Connections (They run deep)

Jamie Kitchen
Posts: 17
Joined: 2008-01-18
User is offlineOffline
Connections (They run deep)

Hi folks. With apologies to James Burke for the shameless title rip off, I would like to share some of the things I came across while wasting the better part of a day waiting for the family car to get fixed.

Over in Europe, while acting as director of Swiss banking giant UBS AG,  former US senator from Texas Phil Gramm over saw careless lending activities that culminated in  $43 billion dollars  in write downs on US sub prime loans. This is the biggest hit so far in Europe to date.

Now it seems they have to also buy back $19 billion dollars worth of garbage auction rate securities complete with interest rates that periodically reset higher which is a point they some how forgot to disclose to their customers.

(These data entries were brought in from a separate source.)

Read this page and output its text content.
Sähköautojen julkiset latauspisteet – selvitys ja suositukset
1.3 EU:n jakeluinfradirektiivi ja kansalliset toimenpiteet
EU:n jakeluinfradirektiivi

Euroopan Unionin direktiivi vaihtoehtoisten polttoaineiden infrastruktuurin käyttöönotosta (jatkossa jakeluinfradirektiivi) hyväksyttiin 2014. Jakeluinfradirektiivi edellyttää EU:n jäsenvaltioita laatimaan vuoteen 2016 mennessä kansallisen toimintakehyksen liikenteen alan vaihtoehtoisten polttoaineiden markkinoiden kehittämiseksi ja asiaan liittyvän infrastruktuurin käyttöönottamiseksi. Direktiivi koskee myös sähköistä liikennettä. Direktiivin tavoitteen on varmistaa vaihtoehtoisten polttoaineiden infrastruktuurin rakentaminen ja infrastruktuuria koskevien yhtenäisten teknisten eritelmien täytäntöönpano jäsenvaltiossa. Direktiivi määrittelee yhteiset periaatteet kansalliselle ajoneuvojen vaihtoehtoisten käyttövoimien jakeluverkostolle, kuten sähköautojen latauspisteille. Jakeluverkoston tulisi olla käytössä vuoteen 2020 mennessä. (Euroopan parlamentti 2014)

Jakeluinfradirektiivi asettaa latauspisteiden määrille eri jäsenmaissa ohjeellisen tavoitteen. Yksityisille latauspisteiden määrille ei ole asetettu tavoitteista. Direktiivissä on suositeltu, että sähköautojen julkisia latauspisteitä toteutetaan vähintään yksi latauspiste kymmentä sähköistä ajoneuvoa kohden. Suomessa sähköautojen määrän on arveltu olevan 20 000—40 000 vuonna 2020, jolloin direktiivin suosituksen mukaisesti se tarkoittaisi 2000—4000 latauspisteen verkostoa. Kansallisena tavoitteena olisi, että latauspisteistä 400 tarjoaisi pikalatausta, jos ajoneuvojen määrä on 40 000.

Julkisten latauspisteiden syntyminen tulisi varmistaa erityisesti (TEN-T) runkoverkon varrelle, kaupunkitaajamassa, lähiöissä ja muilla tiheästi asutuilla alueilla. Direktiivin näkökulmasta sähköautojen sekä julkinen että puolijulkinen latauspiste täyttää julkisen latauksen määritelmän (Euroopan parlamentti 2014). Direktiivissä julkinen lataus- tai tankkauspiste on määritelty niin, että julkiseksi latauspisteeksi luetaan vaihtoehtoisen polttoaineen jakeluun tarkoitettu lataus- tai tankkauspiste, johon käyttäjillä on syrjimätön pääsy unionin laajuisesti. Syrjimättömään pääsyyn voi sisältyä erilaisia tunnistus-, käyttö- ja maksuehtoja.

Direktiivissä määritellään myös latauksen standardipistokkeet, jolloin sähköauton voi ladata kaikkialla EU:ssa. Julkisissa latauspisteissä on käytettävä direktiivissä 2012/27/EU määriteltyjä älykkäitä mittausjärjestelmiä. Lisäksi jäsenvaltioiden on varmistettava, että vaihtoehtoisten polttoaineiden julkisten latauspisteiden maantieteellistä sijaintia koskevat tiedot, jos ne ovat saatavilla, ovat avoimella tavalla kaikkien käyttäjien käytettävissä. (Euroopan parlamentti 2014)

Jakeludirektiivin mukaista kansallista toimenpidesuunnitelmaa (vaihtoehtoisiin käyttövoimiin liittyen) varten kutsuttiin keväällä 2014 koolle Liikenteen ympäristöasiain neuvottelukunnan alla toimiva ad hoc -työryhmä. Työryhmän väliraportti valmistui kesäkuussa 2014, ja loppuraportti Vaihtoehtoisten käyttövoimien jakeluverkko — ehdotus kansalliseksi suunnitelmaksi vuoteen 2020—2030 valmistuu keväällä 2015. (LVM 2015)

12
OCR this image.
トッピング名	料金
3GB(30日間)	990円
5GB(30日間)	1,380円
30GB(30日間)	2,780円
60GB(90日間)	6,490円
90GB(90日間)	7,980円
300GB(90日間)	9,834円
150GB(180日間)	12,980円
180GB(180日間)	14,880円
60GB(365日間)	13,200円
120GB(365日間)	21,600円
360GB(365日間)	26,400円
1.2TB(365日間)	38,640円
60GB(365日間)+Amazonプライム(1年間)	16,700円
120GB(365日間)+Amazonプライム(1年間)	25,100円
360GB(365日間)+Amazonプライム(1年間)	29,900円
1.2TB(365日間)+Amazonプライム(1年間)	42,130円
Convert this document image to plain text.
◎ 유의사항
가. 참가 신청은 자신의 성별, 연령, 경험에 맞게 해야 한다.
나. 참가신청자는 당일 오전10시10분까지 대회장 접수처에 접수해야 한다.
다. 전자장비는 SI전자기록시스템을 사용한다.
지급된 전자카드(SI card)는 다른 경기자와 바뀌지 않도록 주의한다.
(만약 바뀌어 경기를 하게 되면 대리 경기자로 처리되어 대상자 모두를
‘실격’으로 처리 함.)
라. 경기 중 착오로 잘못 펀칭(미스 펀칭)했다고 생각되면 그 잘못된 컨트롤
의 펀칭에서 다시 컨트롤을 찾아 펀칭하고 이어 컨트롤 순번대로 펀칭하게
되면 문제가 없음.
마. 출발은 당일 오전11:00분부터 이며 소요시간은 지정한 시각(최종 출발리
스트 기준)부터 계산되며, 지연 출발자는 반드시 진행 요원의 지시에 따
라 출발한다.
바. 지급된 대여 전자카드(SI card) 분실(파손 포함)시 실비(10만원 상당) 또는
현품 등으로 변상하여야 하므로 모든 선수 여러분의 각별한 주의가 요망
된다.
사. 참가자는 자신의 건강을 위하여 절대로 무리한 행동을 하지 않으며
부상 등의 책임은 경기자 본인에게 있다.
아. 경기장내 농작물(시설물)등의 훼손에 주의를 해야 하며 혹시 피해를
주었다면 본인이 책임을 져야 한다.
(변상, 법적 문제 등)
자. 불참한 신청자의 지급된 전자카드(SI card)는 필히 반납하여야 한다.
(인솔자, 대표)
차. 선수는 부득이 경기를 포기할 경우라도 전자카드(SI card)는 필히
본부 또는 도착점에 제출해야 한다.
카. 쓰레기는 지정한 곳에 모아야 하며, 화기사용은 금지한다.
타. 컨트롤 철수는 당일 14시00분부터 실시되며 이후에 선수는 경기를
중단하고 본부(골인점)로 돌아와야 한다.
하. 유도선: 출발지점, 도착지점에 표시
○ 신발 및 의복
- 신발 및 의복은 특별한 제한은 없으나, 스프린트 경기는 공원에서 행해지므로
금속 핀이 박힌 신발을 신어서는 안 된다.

Now you may wonder why I am wasting time posting such drivel, but a quick look at who is close to Mr. Gramm should help clarify.

It seems that this view on corporate governance is something of a family affair. Wendy Gramm who just happens to be the former head of the Commodities Futures trading Commission and wife of the former powerful senator had a long stint on the board of Enron Corp. as it drifted into an iceberg field. Mrs. Gramm has since had to pay back some of her director's fees to settle a class action law suite against her.

Nice lady.

In the U.S. senate, Mr Gramm was the prime cheerleader for the disastrous "supply side economics" policies through which Ronald Reagan and George Bush senior  were kind enough to bequeath a record sized federal deficit to Bill Clinton.

Oh and this is worth mentioning; this is the same Phil Gramm who recently stated that Americans are only imagining the poor economic conditions that are afflicting the country.

None of this would be worth a rat's ass if it wasn't that Mr. Gramm was John McCain's most influential economic adviser and a long-time close friend. Apparently Gramm was asked to quit after his less than benign comment on the psychosomatic nature of the down turn.

 

But alas, just like a bad smell, these things never seem to really go away. Gramm is heavily favored as treasury secretary in a McCain administration.

Connections indeed.

Jamie

 

 

 


nikimoto
nikimoto's picture
Posts: 235
Joined: 2008-07-21
User is offlineOffline
Few more details....and a

Few more details....and a good story on Gramm here:

www.motherjones.com/news/feature/2008/07/foreclosure-phil.html


anniet
Silver Member
Posts: 325
Joined: 2008-08-06
User is offlineOffline
Here, here!  This is a

Here, here!  This is a really good article on Gramm. . . just bummed nikimoto beat me to the post.

"I am that I am." - Proof that the writers of the bible were beyond stoned.


Wonko
Wonko's picture
Posts: 518
Joined: 2008-06-18
User is offlineOffline
Yes Jamie, by and large everything you said is correct..

.....However,

jamie wrote:
In the U.S. senate, Mr Gramm was the prime cheerleader for the disastrous "supply side economics" policies through which Ronald Reagan and George Bush senior  were kind enough to bequeath a record sized federal deficit to Bill Clinton.

 

It should be noted that switch-hitter Gramm, Democrat congressman 78-83, Republican congressman 83-85, and finally to the Senate from 1985-2002, was not really the prime cheerleader.

That distinction, in the Senate, belonged to the following trinity:

Bob Packwood (R) Senator from Oregon, Orrin Hatch (R) Utah and Pete Wilson (R) California.

 

 The really big "Rons" that Phil Gramm belonged to were En-ron and Mo-ron, not so much Ron-ald Reagan.

 


Jamie Kitchen
Posts: 17
Joined: 2008-01-18
User is offlineOffline
Thanks for adding a few extra culprits

Thanks for the clarification Wonko. It always amazes me how these guys can be around for so long and then just ride off into the sunset as soon as every thing starts to fall apart.